Chicken, it seems, has a little more moisture, and it acts more like ground
beef when mixed together with other ingredients for patties. Add the pesto for
even more moisture, and the Churkey Burger becomes a hearty and satisfying
alternative to the usual burger fare. Now here’s a tip for a delicious
condiment for your Churkey Burger: If you have some leftover pesto, let it
drain through a sieve to get most of the olive oil out. Place the pesto in a
bowl, add a little mayonnaise and stir. It makes a wonderful slather on your
bread and the perfect complement to the burger. Dive in and enjoy!

THE GARDEN CHURKY BURGER

Ingredients:

– 1 lb. ground turkey

– 1 lb. ground chicken

– 4 heaping tablespoons pesto

– 1 red onion

– 4 tablespoons olive oil, divided

– 1/4 teaspoon crushed red

   pepper, or more to
taste

– 1 teaspoon salt

– 1 teaspoon pepper

– Oil for cooking burgers

– 2 large tomatoes, sliced

– 1 avocado, sliced thin

– 2 cups arugula, spring mix or

   romaine leaves

– Mayonnaise, optional

– Slices of cheese, optional

– Hamburger buns or rolls

Directions:

Slice red onion into 1/4-inch rings.

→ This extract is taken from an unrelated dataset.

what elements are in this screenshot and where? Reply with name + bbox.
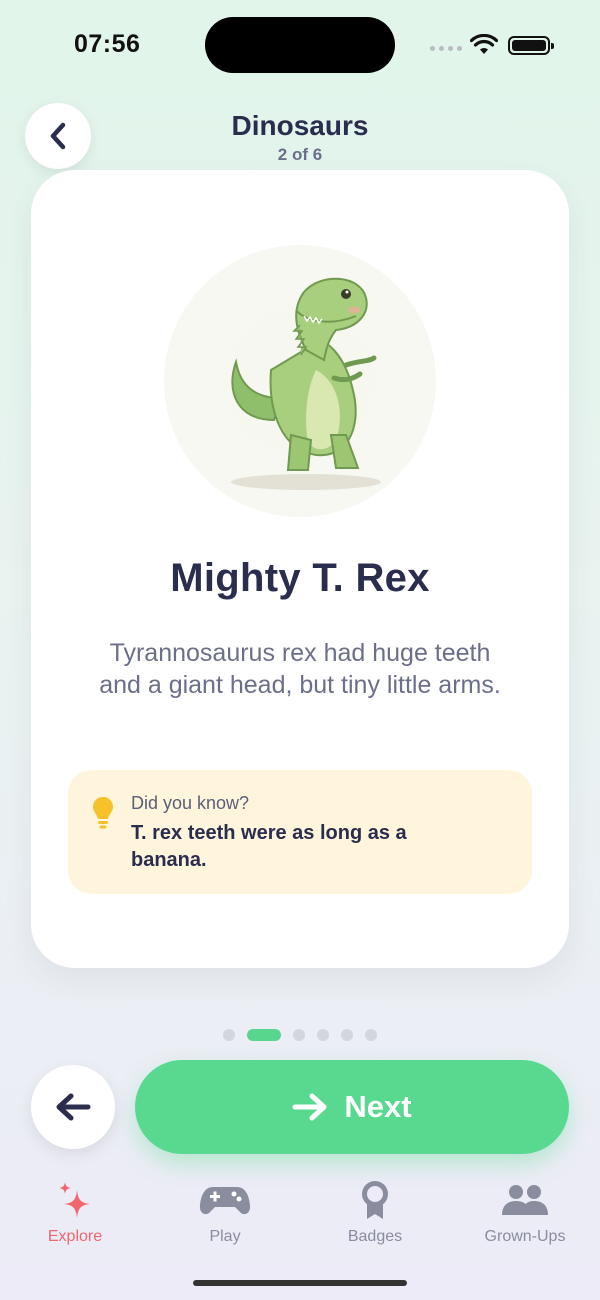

In a sauté pan with two
tablespoons of olive oil, sauté onion rings until soft. Let the onions cool.
Set aside half of the onion rings for burgers, and dice the remainder of the
onions rings fine. In a bowl, combine turkey, chicken, pesto, cooled diced
onions, red pepper, salt and pepper. Mix until well combined. Make burger
patties (approximately eight). In a large skillet, heat remaining two
tablespoons of olive oil. Cook patties until browned on both sides and patties
are thoroughly done. To build the burger, slather a little mayonnaise on the
bread if desired, then layer with a slice or two of cheese, churkey burger,
avocado, tomatoes and sautéed onion rings. Top with arugula if desired.